Emerging nations are calling on rich countries to meet their pre-2020 climate targets and ramp up climate finance at a meeting in Brasilia, Climate Home News reports. A draft seen by Climate Home News suggests environment ministers from Brazil, South Africa, India and China (Basic) will “put the onus on industrialised nations to lead carbon-cutting efforts”. Climate Home News says: “In a pointed message to UN chief António Guterres, they wrote that the climate summit he is hosting in New York next month ‘should be fully respectful of the principles and provisions of the [UN climate convention]’. That is code for countries with bigger historic emissions and more money shouldering greater responsibility for action.”

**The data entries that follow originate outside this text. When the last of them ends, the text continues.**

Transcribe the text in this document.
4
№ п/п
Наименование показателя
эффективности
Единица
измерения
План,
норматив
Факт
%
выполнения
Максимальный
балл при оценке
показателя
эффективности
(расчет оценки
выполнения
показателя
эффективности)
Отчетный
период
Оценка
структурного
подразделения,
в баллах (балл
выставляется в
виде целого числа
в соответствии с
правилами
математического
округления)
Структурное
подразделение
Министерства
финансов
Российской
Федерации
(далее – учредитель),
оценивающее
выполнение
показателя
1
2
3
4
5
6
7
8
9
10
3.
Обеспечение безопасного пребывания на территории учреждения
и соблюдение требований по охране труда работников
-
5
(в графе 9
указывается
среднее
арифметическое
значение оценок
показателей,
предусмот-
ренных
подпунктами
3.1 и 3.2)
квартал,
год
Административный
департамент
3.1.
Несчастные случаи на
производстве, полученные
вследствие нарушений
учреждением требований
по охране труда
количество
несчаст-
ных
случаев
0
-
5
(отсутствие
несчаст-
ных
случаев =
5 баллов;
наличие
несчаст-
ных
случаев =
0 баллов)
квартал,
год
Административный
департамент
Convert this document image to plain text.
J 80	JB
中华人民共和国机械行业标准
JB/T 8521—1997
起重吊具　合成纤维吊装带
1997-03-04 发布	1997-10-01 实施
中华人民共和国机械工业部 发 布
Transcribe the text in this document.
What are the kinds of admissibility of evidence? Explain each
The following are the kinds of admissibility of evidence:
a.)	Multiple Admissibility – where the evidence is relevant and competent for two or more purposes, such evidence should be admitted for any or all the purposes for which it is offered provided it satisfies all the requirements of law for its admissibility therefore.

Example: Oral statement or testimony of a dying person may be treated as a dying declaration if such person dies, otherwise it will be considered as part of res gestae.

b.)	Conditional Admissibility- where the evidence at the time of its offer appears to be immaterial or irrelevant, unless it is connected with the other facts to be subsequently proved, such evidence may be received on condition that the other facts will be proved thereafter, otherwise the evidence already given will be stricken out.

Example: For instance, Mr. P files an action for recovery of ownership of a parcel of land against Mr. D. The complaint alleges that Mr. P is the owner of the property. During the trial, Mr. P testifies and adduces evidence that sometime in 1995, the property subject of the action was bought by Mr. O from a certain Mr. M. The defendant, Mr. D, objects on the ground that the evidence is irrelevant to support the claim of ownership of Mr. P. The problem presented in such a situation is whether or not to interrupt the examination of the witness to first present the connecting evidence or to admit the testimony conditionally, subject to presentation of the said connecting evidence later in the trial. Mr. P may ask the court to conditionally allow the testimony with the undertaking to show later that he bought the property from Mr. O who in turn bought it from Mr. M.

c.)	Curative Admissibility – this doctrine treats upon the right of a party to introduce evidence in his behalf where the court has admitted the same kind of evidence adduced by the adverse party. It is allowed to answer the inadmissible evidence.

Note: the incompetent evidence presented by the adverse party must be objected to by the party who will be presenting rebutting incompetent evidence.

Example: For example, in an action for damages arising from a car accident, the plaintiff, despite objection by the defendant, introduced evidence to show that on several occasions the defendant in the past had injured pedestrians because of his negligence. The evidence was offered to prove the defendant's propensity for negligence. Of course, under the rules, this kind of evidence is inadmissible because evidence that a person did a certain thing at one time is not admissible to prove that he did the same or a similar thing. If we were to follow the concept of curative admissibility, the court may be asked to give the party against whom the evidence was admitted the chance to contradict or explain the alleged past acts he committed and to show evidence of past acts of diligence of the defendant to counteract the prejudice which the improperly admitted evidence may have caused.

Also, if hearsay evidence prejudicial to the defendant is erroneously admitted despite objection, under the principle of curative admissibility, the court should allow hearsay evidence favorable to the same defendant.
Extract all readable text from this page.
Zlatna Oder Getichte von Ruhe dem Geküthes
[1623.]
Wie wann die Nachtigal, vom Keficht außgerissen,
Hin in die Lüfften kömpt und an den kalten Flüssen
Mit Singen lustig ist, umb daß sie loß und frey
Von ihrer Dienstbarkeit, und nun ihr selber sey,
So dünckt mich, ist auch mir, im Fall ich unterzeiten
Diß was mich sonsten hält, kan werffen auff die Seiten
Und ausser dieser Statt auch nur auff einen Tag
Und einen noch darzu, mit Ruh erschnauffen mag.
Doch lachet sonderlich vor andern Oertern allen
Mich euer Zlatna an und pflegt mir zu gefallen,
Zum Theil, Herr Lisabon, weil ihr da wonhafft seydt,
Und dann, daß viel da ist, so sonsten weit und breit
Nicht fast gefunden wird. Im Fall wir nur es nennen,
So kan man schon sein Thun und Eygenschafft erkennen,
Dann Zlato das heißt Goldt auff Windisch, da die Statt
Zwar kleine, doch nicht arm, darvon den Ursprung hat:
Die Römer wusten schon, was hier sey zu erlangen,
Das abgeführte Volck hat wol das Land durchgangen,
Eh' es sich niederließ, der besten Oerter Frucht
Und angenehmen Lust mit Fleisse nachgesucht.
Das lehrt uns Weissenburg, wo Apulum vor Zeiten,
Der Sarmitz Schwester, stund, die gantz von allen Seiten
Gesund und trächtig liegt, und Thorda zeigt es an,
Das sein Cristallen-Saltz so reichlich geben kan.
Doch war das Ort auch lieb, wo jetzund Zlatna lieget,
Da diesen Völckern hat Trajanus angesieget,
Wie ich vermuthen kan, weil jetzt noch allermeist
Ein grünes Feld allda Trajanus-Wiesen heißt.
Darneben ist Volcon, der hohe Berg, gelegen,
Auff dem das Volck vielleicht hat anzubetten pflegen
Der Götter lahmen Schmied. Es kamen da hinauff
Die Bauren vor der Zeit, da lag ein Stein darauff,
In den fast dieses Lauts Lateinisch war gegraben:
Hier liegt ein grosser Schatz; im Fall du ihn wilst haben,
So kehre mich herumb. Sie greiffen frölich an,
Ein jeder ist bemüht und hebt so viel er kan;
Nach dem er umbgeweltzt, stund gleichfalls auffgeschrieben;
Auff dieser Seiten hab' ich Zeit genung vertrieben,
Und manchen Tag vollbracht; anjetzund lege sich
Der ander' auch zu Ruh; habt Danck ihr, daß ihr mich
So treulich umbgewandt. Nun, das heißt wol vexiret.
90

Environmental groups have “voiced fears that the government is preparing to row back on fracking regulations after officials said they were considering reviewing earthquake safeguard rules”, the Guardian reports. The regulations on shale gas fracking are contested by industry because they bring an “immediate halt to fracking if even a minor tremor of 0.5 on the Richter scale is recorded”, the Guardian says. The Department for Business, Energy and Industrial Strategy said they “would consider opening a review of the existing fracking rules”, the Guardian says, following the outcome of a study by the Oil and Gas Authority.
Claire Perry, minister and the UK’s nomination for president of the 2020 global UN climate change summit to be held in Glasgow, writes in the Scotsman on why the event “should be the most important since the meeting that led to the landmark Paris Agreement”. The purpose of Glasgow’s Conference of the Parties (COP) is to “commit to shared action and it has been the actions of each of the four nations that make up our United Kingdom that has allowed us to bid for this event with confidence”, Perry says. “We have been in the vanguard of climate action and, as we leave the EU, we have an opportunity to set a gold standard for environmental policies. But we cannot do it alone.”

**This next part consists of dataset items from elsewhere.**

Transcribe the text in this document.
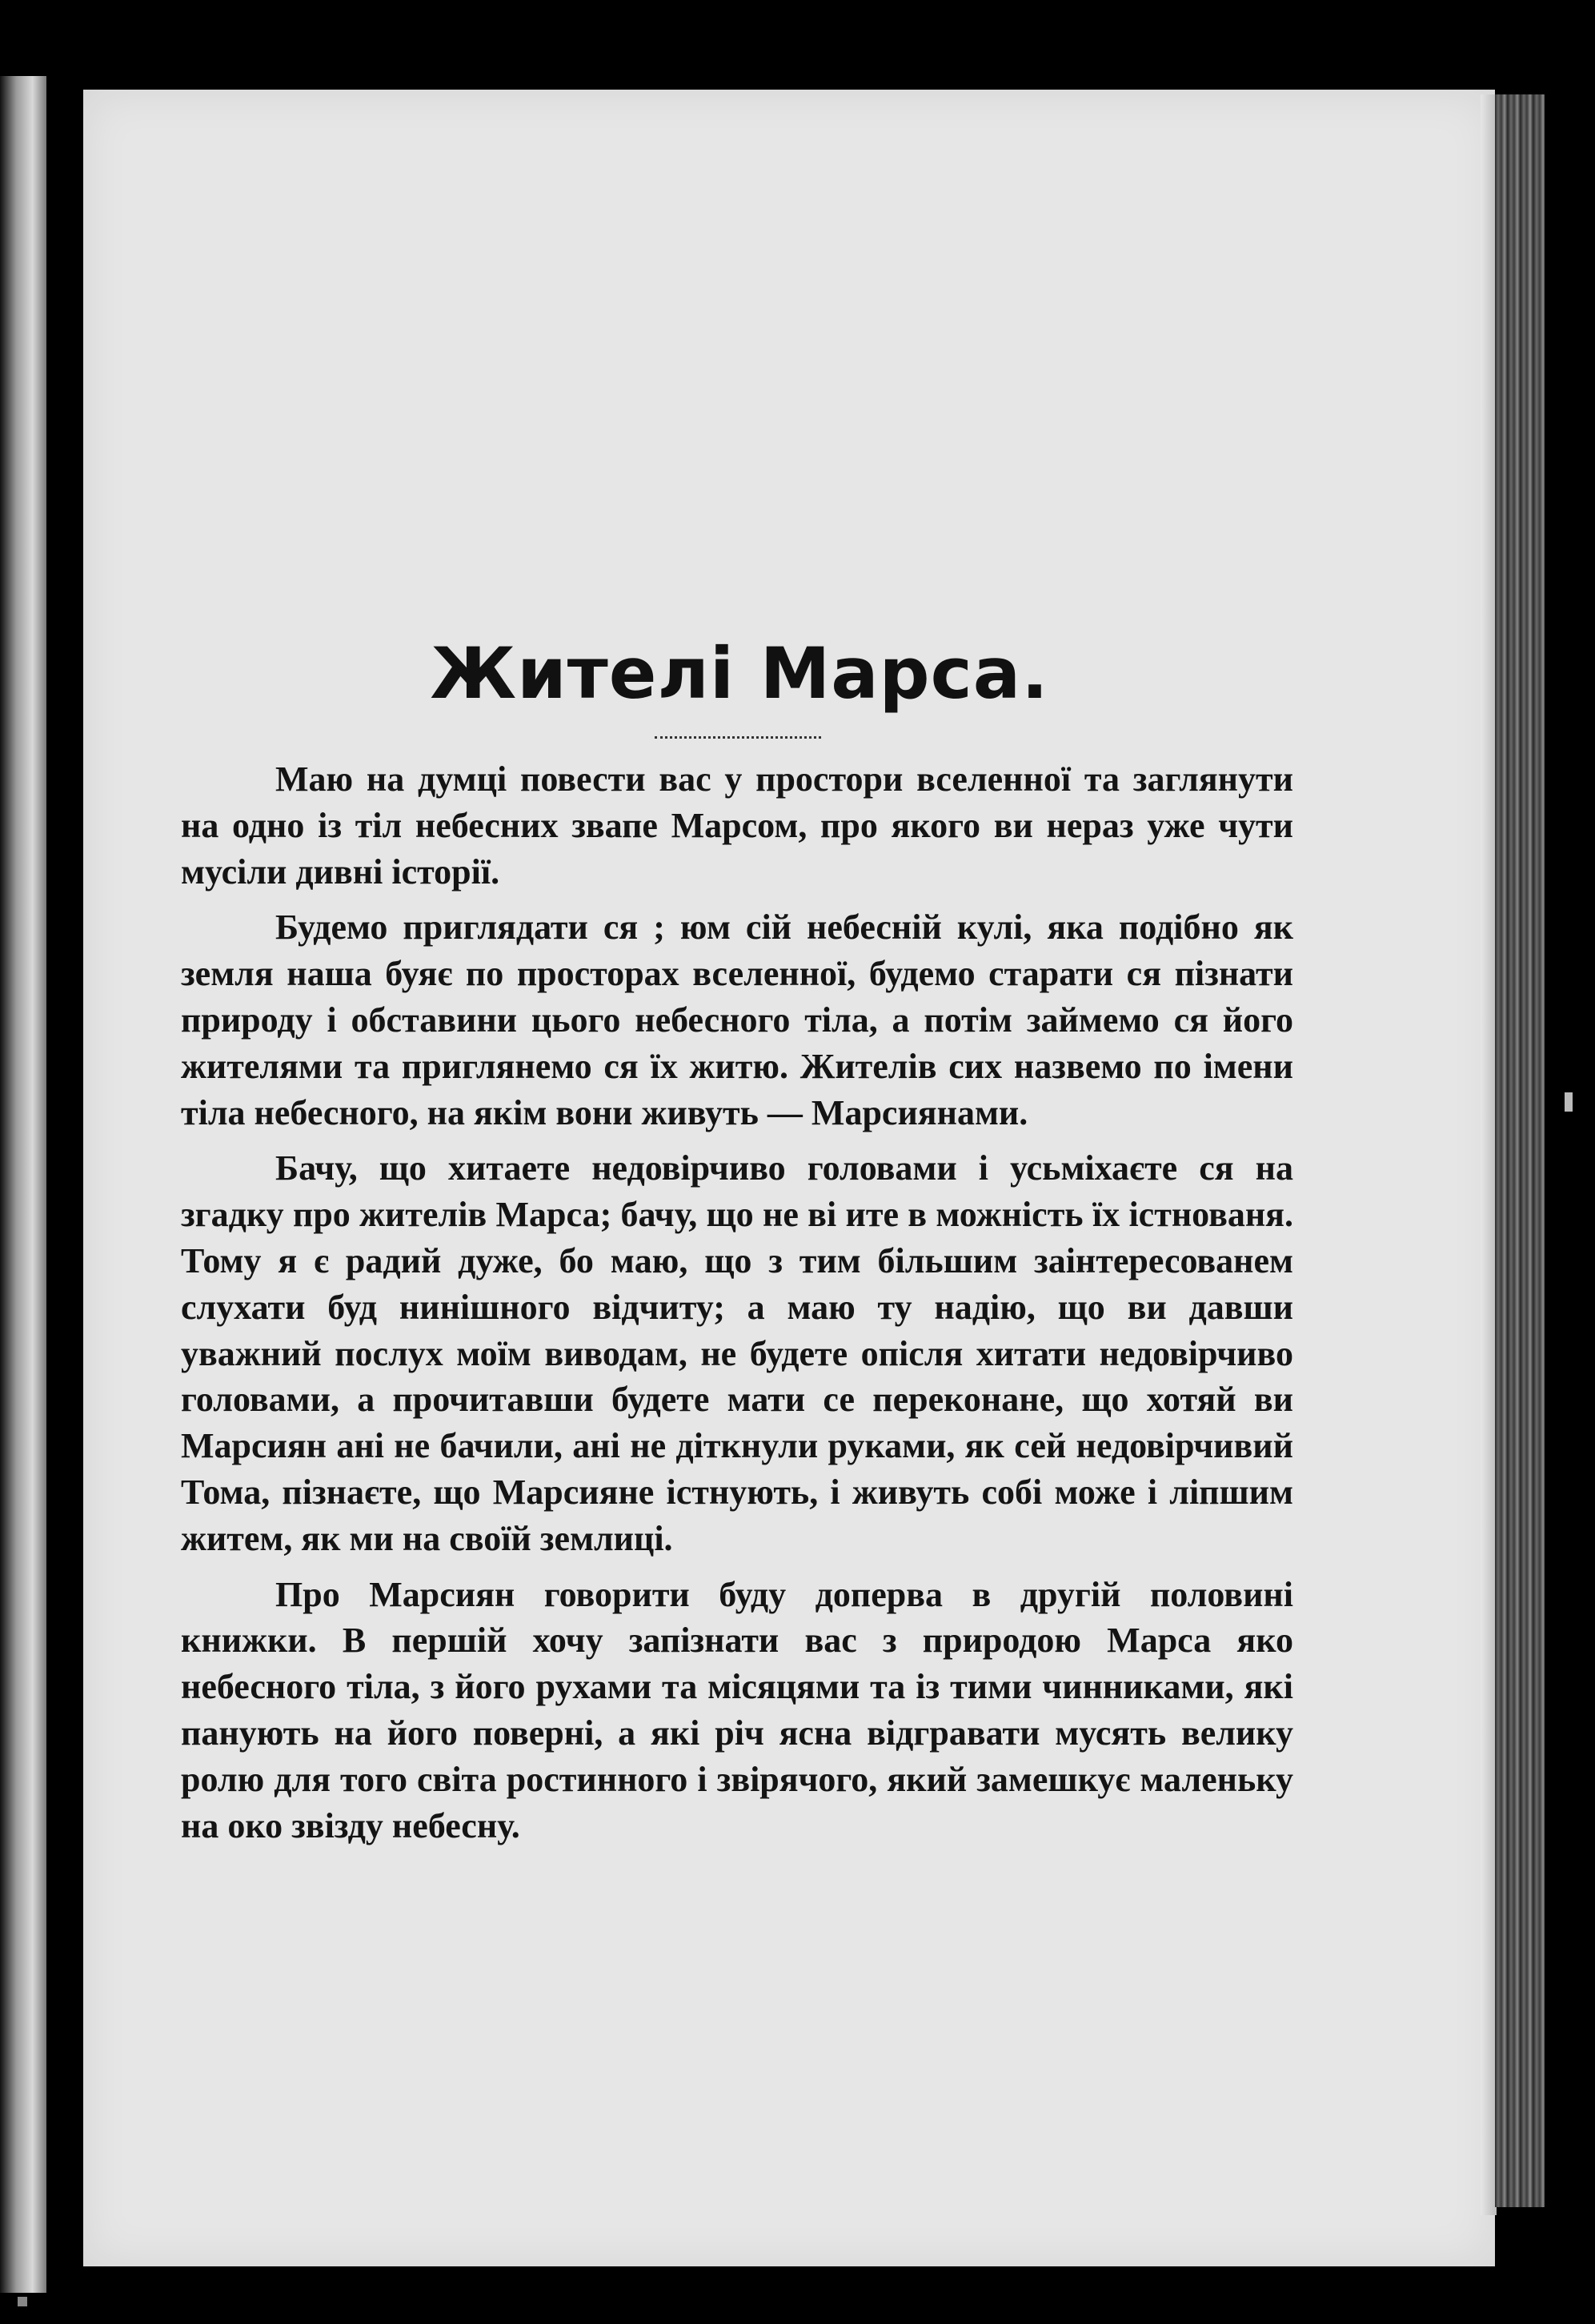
Жителі Марса.

Маю на думці повести вас у простори вселенної та заглянути на одно із тіл небесних звапе Марсом, про якого ви нераз уже чути мусіли дивні історії.

Будемо приглядати ся ; юм сій небесній кулі, яка подібно як земля наша буяє по просторах вселенної, будемо старати ся пізнати природу і обставини цього небесного тіла, а потім займемо ся його жителями та приглянемо ся їх житю. Жителів сих назвемо по імени тіла небесного, на якім вони живуть — Марсиянами.

Бачу, що хитаете недовірчиво головами і усьміхаєте ся на згадку про жителів Марса; бачу, що не ві ите в можність їх істнованя. Тому я є радий дуже, бо мaю, що з тим більшим заінтересованем слухати буд нинішного відчиту; а маю ту надію, що ви давши уважний послух моїм виводам, не будете опісля хитати недовірчиво головами, а прочитавши будете мати се переконане, що хотяй ви Марсиян ані не бачили, ані не діткнули руками, як сей недовірчивий Тома, пізнаєте, що Марсияне істнують, і живуть собі може і ліпшим житем, як ми на своїй землиці.

Про Марсиян говорити буду доперва в другій половині книжки. В першій хочу запізнати вас з природою Марса яко небесного тіла, з його рухами та місяцями та із тими чинниками, які панують на його поверні, а які річ ясна відгравати мусять велику ролю для того світа ростинного і звірячого, який замешкує маленьку на око звізду небесну.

The New York Times carries a feature on the Adani coal mine project in Australia. The mine, which has been subject to controversy over its environmental impact and costing issues, is spearheaded by the $14 billion Adani Group – “a sprawling conglomerate with interests in energy, agribusiness, real estate and defence, among other sectors”, the New York Times says. The group, and its leader, Gautam Adani, “leveraged both business acumen and politics to realise its plan, securing generous support from the Indian government to build its latest coal-fired power plant”, the New York Times reports.

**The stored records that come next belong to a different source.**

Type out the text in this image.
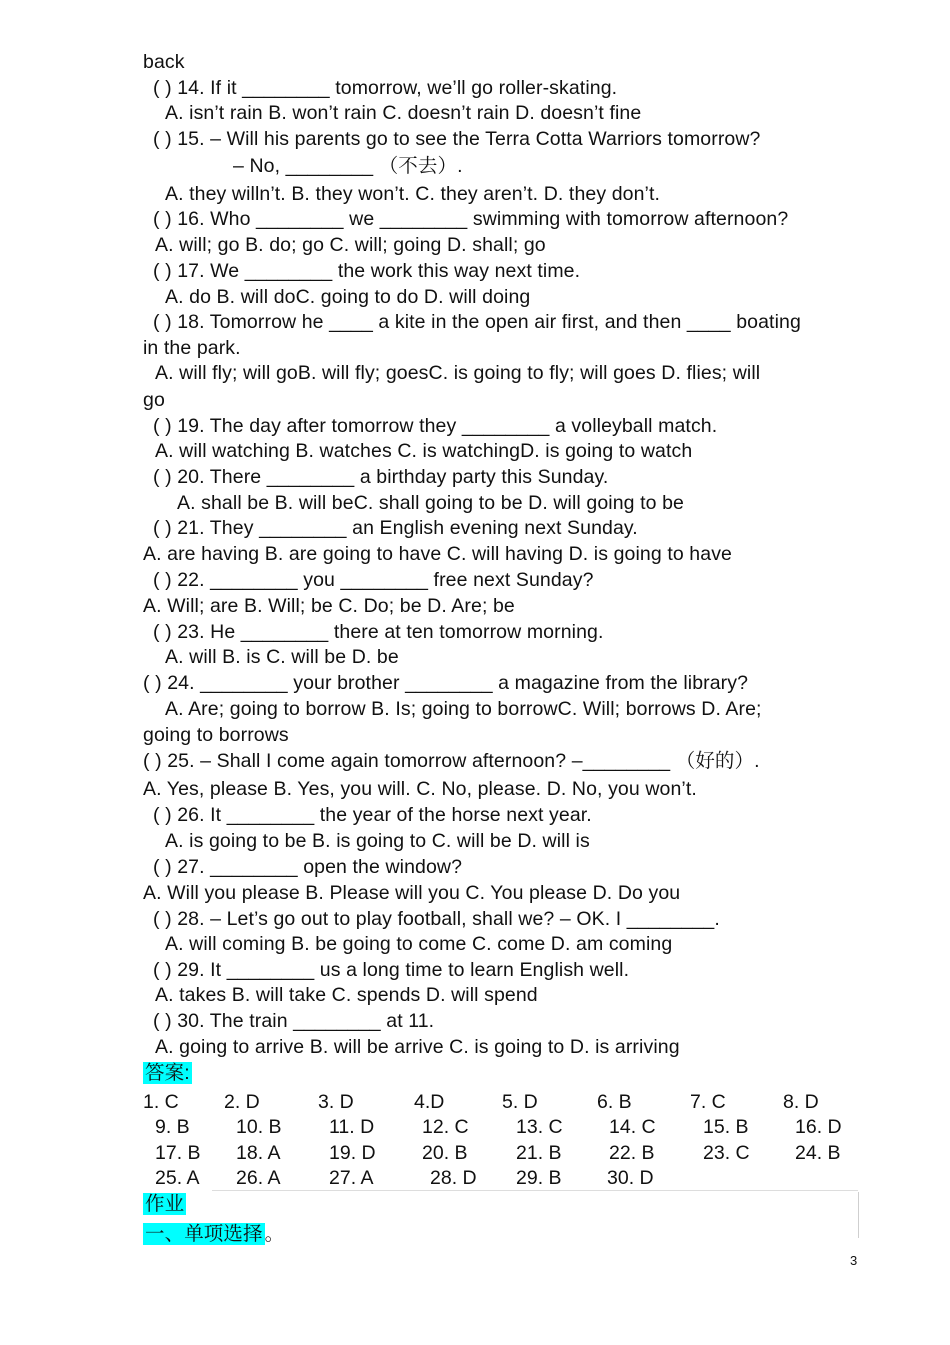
back
( ) 14. If it ________ tomorrow, we’ll go roller-skating.
A. isn’t rain B. won’t rain C. doesn’t rain D. doesn’t fine
( ) 15. – Will his parents go to see the Terra Cotta Warriors tomorrow?
– No, ________ （不去）.
A. they willn’t. B. they won’t. C. they aren’t. D. they don’t.
( ) 16. Who ________ we ________ swimming with tomorrow afternoon?
A. will; go B. do; go C. will; going D. shall; go
( ) 17. We ________ the work this way next time.
A. do B. will doC. going to do D. will doing
( ) 18. Tomorrow he ____ a kite in the open air first, and then ____ boating
in the park.
A. will fly; will goB. will fly; goesC. is going to fly; will goes D. flies; will
go
( ) 19. The day after tomorrow they ________ a volleyball match.
A. will watching B. watches C. is watchingD. is going to watch
( ) 20. There ________ a birthday party this Sunday.
A. shall be B. will beC. shall going to be D. will going to be
( ) 21. They ________ an English evening next Sunday.
A. are having B. are going to have C. will having D. is going to have
( ) 22. ________ you ________ free next Sunday?
A. Will; are B. Will; be C. Do; be D. Are; be
( ) 23. He ________ there at ten tomorrow morning.
A. will B. is C. will be D. be
( ) 24. ________ your brother ________ a magazine from the library?
A. Are; going to borrow B. Is; going to borrowC. Will; borrows D. Are;
going to borrows
( ) 25. – Shall I come again tomorrow afternoon? –________ （好的）.
A. Yes, please B. Yes, you will. C. No, please. D. No, you won’t.
( ) 26. It ________ the year of the horse next year.
A. is going to be B. is going to C. will be D. will is
( ) 27. ________ open the window?
A. Will you please B. Please will you C. You please D. Do you
( ) 28. – Let’s go out to play football, shall we? – OK. I ________.
A. will coming B. be going to come C. come D. am coming
( ) 29. It ________ us a long time to learn English well.
A. takes B. will take C. spends D. will spend
( ) 30. The train ________ at 11.
A. going to arrive B. will be arrive C. is going to D. is arriving
答案:
1. C 2. D	3. D	4.D	5. D	6. B	7. C	8. D
9. B 10. B 11. D 12. C 13. C 14. C 15. B 16. D
17. B 18. A 19. D 20. B 21. B 22. B 23. C 24. B
25. A 26. A 27. A	28. D 29. B 30. D
作业
一、单项选择 。
3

Emissions from wildfires can impact the formation of severe storms, a new study says. The study says that “both the heat flux and aerosol emissions” from wildfires can “increase low-level temperatures and mid-level thermal buoyancy significantly, causing stronger upward motion that lifts more supercooled water to higher levels”. The rising of super-cooled water can lead to bigger hail stones enhanced lightning, the research says.